A second implication is that clinical trialists interested in evaluating response-shift effects in their trial data should pay attention to statistical power considerations when selecting the response-shift detection method. Our study suggests that being underpowered studies were more likely to conclude that response shift phenomena did not affect trial results. Recent developments in response-shift methods provide efficient and effective ways to examine response-shift effects even in the context of small samples [11, 43] or non-inferiority trials [44]. These include adaptations of random-effects modeling [54], equating [55], and case–control studies [56].

The present study also has implications for the Federal Drug Administration (FDA) and European Medicine Agency (EMA) in their process for considering new drug applications. If considering response-shift effects leads to an increased estimate of the treatments effect, then it should be standard practice to use methods that integrate response-shift effects in clinical trials analyses.
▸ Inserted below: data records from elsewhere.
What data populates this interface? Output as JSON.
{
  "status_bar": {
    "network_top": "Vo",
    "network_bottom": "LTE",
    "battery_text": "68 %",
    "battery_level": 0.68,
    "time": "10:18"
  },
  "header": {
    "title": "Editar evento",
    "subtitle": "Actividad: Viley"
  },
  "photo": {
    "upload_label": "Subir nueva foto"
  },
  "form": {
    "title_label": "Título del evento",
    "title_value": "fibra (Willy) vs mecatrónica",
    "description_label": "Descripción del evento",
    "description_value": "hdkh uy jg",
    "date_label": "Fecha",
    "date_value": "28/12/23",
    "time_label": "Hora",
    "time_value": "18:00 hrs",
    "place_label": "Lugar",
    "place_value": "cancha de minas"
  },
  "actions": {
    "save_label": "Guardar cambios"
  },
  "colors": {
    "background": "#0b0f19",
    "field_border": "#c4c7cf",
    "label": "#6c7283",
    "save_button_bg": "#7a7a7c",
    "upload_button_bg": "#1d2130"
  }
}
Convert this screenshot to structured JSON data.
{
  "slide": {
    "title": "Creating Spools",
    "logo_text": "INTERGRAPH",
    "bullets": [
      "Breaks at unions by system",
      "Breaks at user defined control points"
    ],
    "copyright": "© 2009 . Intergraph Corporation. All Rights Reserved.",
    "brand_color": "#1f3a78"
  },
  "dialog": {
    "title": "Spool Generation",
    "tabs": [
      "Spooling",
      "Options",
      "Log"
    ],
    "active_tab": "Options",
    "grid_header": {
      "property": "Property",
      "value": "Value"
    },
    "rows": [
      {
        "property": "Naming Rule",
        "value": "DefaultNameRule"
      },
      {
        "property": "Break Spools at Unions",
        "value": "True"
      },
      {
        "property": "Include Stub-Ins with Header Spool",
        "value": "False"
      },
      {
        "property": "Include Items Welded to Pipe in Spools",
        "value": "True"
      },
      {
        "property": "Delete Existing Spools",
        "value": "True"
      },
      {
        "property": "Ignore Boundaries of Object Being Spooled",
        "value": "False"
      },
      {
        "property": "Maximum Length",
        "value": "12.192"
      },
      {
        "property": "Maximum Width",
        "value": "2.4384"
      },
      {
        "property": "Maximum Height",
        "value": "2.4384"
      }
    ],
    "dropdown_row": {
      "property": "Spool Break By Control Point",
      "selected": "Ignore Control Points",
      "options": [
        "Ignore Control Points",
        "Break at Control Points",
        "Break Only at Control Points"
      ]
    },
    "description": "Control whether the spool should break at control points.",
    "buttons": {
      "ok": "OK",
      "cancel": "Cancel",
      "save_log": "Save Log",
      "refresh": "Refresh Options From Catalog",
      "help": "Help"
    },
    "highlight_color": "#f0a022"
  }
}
Of note, such methods should have a strong evidence base for reliability and validity, thus specifically excluding use of the then-test method. Additionally, treatments that enable response-shift effects are likely more desirable than those that do not. While this idea is apparent in the context of rehabilitative nursing interventions (e.g., [34]), it is also desirable in other contexts. A drug with severe toxicities may make it difficult for the patient to reprioritize or reconceptualize QOL, particularly in the control arm if the drug is the current standard of care, because so much of the patient’s time is spent in suffering. Explicitly requiring analyses that consider response-shift effects for new drug applications would be an appropriate policy implication of the present work. Further, trialists should be encouraged to evaluate response effects separately for the interventional arm and control arm. If the response-shift effect is detected, then the treatment findings should further incorporate or adjust the response-shift effects. Accordingly, the FDA and EMA should integrate response-shift effects into their guidelines and operational standards for incorporating response-shift evaluation in the future trials, particularly with regard to considerations of statistical power for the response-shift detection method(s) being used.

The present work had notable advantages, such as considering a large set of potential articles and reducing the set for further consideration based on clear and replicable criteria. It is possible, however, that this large set was limited by publication bias, that is that null results were not deemed publishable and thus not available for inclusion. This source of bias may have distorted the findings of the present work.

Conclusions

In summary, this scoping review identified 25 randomized-controlled clinical trials that addressed response-shift effects. A subset of 17 were retained after implementing exclusion criteria, of which 10 were adequately powered to implement the statistical methodology used. These papers generally documented a larger treatment effect after considering response-shift effects. This work thus demonstrated that response shift has an effect on clinical-trial outcomes, and supports the recommendation that current and future researchers should incorporate methods to detect response shift when reporting results, especially when reporting null results. The formal consideration of response-shift effects in clinical trials research will thus not only improve estimation of treatment effects, but will also integrate the inherent healing process of treatments. Adaptation is part of a positive outcome process, and thus should be central to clinical trials analyses.